Eleven years his junior, Bibbie continues her active tennis life and attends St. Matthew’s Catholic Church. Riley said the difference in their religions has never been a problem. He mentioned that Bibbie was a star athlete winning Best Athlete in high school. “I didn’t want that,” laughed Bibbie. “I wanted to be voted the prettiest.” She joked that what she and Clayt had most in common when they eloped in 1982 was their combined 11 children. They now have 45 grandchildren and great-grands and more on the way. 

Riley’s golf game has been affected recently due to severe arthritis in his knee, “bone on bone,” as he describes it. He belonged to the “Throw Ups” golf group known for putting balls in a hat and throwing them into the air to find a partner. He said they persevere despite being down to about six original members and taking about four and half hours to play. 

Riley has charged through all sorts of pain and injuries from the almost incapacitating knee problems to a torn rotator cuff. He reveled in telling the story that the day before he was to have surgery, he played golf in the morning at Timuquana Country Club while walking with a cane, then played tennis in the afternoon with his surgeon’s wife. He came in seventh in the golf tournament and thereupon postponed his surgery indefinitely.  

The Rileys’ Ortega Forest home is decorated with paintings by his son, wildlife artist C. Ford Riley, artwork by his other offspring, historical documents and interesting memorabilia. Like any proud father, he is quick to share a letter he received from former First Lady Laura Bush when Ford’s painting was selected to be presented to the Bush family. Other notables include Steve Forbes, who sent him a necktie. 

He is proud of his children and grandchildren. “Jim is an attorney with Rogers Towers. Jenifer stays active at Bolles with her kids and grandchildren. They are all so talented,” he said. “Martha Love – she lives in Montana, Paul, and Ford are artists, and Scott represents Ford and Paul. They got all their talent from their mother. I can’t draw a circle. Bibbie’s kids are great, too. Laurie lives in Venice, Andy in Texas, David in Melbourne, Susan McCormack – she lives right down the street.” Sadly, Bibbie’s daughter, Jennifer Ingram, passed on recently. 

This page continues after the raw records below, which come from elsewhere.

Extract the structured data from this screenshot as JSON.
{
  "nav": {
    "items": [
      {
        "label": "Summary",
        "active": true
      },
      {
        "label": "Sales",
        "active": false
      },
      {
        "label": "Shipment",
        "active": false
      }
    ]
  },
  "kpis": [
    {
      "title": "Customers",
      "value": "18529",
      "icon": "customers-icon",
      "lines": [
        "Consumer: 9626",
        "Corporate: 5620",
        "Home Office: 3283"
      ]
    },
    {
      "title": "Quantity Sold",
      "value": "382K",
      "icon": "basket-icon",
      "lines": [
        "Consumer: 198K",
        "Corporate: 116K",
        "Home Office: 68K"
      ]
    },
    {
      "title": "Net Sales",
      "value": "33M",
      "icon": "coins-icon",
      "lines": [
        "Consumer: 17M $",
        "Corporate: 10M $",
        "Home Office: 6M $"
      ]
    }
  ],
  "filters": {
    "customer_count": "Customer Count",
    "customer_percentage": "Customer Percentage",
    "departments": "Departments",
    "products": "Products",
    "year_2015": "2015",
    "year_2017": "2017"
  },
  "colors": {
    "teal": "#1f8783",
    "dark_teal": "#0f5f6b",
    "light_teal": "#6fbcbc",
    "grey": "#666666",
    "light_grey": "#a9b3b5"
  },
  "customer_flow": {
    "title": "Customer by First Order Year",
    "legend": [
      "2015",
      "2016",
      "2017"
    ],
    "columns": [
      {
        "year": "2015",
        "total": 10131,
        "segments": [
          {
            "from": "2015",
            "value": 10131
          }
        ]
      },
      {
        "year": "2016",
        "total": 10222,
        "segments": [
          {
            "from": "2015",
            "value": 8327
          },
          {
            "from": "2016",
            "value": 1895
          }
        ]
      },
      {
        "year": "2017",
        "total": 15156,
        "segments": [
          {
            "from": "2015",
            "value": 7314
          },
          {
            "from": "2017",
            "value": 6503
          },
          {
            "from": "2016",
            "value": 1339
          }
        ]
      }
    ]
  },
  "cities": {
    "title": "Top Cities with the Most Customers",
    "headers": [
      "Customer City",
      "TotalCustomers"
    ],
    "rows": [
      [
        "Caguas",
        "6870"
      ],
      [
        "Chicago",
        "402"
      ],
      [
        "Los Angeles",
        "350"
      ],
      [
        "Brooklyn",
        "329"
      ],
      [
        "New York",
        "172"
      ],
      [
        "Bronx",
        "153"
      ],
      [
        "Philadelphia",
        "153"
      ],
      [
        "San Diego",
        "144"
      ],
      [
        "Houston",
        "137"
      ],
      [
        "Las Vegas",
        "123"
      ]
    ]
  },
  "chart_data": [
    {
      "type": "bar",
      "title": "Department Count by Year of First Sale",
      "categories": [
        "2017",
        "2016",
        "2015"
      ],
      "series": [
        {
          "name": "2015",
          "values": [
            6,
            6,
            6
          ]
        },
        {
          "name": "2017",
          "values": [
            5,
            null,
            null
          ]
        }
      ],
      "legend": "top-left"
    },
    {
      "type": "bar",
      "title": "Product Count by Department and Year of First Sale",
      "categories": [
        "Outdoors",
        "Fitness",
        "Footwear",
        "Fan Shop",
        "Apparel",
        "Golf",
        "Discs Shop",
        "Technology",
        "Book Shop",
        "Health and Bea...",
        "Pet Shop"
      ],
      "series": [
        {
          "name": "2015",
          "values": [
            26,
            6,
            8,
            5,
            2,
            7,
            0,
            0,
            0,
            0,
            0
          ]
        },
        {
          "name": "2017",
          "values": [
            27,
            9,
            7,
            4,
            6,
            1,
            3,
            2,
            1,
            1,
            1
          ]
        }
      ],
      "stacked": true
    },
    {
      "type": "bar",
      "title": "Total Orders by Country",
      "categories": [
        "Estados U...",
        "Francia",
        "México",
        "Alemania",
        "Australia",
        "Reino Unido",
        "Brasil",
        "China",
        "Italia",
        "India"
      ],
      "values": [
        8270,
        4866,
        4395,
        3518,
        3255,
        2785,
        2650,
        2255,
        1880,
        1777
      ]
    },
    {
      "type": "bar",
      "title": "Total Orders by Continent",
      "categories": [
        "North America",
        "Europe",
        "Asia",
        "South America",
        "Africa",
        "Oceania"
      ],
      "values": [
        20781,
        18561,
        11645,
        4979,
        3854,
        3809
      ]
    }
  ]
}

Riley’s many accomplishments and successes can be attributed to his work ethic and dynamic personality. Mention his name and the response is immediate. “Clayton Riley? Now he’s a great guy!” “Wonderful person. Witty, funny, generous.” “Boy, he can tell some great stories.” “Sweetest man.” 

Riley dedicated 58 years to Kirby Vacuum Cleaner Company and advised new dealers: “See lots of people and ask them to buy. Take care of your customers and get them to work for you. They will if they like you.” 

But who doesn’t like Clayt Riley, a self-professed social butterfly? Affable, gregarious, humorous, Riley ends conversations with “I’ll see you when the roads get better.”